On 02/06/13 01:16, Paul Tyson wrote:
I'm seeking guidance for setting expectations for TDB sparql performance
as the size and complexity of the queries grows.
The dataset has about 600 million triples, around 200 million
non-literal nodes, about 500 predicates.
I generate sparql queries from logical rules, which as it turns out can
be complicated. In most cases the generated sparql performs acceptably.
But multiple (possibly nested) OPTIONAL and UNION clauses seem to tip
the scales toward poor performance.
Does anyone have stories from experience or pointers to literature on
the following points:
- Effect of multiple and nested OPTIONAL clauses on process growth.
This is hard to make a general comment but
One thing to watch, especially for machine generated queries, is the
nested optional pattern:
... ?x ...
OPTIONAL {
... no use of ?x ...
OPTIONAL { ... use of ?x ... }
}
where ARQ detects it can't use a flow-based execution and does it with a
fair about of brute force.
Often that was intended to be:
... ?x ...
OPTIONAL { ... no use of ?x ... }
OPTIONAL { ... use of ?x ... }
which to thee execution engine, a very different query.
- What sort of process growth do additional UNION clauses cause: linear,
logarithmic, exponential?
Linear - UNION is implemented as
execute-left-hand-side-then-execute-right-hand-side.

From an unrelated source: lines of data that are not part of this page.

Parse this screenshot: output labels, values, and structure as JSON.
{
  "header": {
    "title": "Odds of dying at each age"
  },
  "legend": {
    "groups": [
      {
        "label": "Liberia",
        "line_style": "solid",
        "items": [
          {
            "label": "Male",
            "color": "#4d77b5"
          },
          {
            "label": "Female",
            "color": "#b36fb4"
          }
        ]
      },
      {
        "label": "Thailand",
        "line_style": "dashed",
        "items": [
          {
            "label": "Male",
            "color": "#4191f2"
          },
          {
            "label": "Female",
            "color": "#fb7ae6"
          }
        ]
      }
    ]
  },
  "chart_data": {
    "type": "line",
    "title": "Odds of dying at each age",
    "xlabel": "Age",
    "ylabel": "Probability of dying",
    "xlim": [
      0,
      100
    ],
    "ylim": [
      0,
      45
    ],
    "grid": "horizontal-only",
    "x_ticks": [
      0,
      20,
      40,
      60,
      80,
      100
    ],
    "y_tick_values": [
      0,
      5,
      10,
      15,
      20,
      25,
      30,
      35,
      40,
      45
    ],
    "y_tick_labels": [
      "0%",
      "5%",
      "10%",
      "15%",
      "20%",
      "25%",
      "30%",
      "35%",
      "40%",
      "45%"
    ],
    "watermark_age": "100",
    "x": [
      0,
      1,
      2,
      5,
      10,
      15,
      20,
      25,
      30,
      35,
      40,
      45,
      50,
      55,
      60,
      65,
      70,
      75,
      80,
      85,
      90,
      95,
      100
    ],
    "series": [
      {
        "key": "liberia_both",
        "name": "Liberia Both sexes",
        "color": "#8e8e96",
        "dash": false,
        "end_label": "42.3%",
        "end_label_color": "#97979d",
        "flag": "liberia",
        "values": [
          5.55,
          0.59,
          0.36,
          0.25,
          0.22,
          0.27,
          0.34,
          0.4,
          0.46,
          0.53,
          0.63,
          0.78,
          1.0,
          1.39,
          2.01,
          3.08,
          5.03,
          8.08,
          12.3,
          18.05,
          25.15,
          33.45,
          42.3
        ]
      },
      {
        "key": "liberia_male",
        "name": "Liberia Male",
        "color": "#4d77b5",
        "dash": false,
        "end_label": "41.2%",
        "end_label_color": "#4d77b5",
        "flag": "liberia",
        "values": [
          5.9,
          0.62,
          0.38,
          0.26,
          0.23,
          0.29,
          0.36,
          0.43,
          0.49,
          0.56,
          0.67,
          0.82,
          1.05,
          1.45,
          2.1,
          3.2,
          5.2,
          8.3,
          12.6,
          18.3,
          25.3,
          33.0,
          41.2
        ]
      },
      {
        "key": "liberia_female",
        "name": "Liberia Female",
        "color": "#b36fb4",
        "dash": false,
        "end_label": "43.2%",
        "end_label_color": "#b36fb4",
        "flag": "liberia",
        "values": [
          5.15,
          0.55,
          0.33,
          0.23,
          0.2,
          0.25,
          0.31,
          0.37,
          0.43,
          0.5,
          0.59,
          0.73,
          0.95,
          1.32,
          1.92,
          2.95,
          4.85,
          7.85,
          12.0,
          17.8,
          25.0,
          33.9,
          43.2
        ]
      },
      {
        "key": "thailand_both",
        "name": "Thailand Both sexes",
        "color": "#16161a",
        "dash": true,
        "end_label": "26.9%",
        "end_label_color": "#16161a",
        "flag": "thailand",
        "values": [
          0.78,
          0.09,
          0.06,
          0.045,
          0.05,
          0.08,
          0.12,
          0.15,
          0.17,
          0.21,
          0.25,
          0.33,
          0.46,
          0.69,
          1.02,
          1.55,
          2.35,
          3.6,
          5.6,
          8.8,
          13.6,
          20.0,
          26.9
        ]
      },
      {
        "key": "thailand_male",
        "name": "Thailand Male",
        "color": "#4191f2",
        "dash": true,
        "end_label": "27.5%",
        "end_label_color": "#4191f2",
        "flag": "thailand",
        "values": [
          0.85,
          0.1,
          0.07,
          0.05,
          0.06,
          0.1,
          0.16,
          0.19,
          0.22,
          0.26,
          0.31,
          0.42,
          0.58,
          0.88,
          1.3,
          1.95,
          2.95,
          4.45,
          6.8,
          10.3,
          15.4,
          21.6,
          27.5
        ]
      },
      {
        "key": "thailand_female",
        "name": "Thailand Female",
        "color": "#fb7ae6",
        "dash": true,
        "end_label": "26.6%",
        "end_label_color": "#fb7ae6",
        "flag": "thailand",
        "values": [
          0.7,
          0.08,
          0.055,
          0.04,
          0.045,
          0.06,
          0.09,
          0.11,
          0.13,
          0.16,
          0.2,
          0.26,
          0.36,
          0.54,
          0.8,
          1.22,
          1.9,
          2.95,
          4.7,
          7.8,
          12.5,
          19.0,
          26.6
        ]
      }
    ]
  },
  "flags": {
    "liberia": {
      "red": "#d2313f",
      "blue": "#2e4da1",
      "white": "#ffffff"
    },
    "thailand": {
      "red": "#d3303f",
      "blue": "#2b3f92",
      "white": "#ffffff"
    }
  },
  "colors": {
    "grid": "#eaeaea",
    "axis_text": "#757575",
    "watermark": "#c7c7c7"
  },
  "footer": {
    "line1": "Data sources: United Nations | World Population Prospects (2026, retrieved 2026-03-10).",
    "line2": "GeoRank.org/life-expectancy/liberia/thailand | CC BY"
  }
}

- Does the absolute number of variables or predicates mentioned in the
query affect performance as much as the complexity of the graph
patterns?
Highly unlikely.
- effect of complex, non-normalized FILTER expressions
That's quite hard to say without talking about a specific query but
FILTERS on numbers (FILTER(?x < 5 && ?y > 6) are fast. FILTERS
involving strings need to fetch the lexical form of the value and are
slower.
The TDB dataset is on a fairly powerful machine. I'm not so much
interested in absolute performance numbers, as I am in relative
performance of different queries on the same dataset and platform.
Thanks,
--Paul
Hope that helps a bit - it's hard to make general statements without
seeing data and queries.
Andy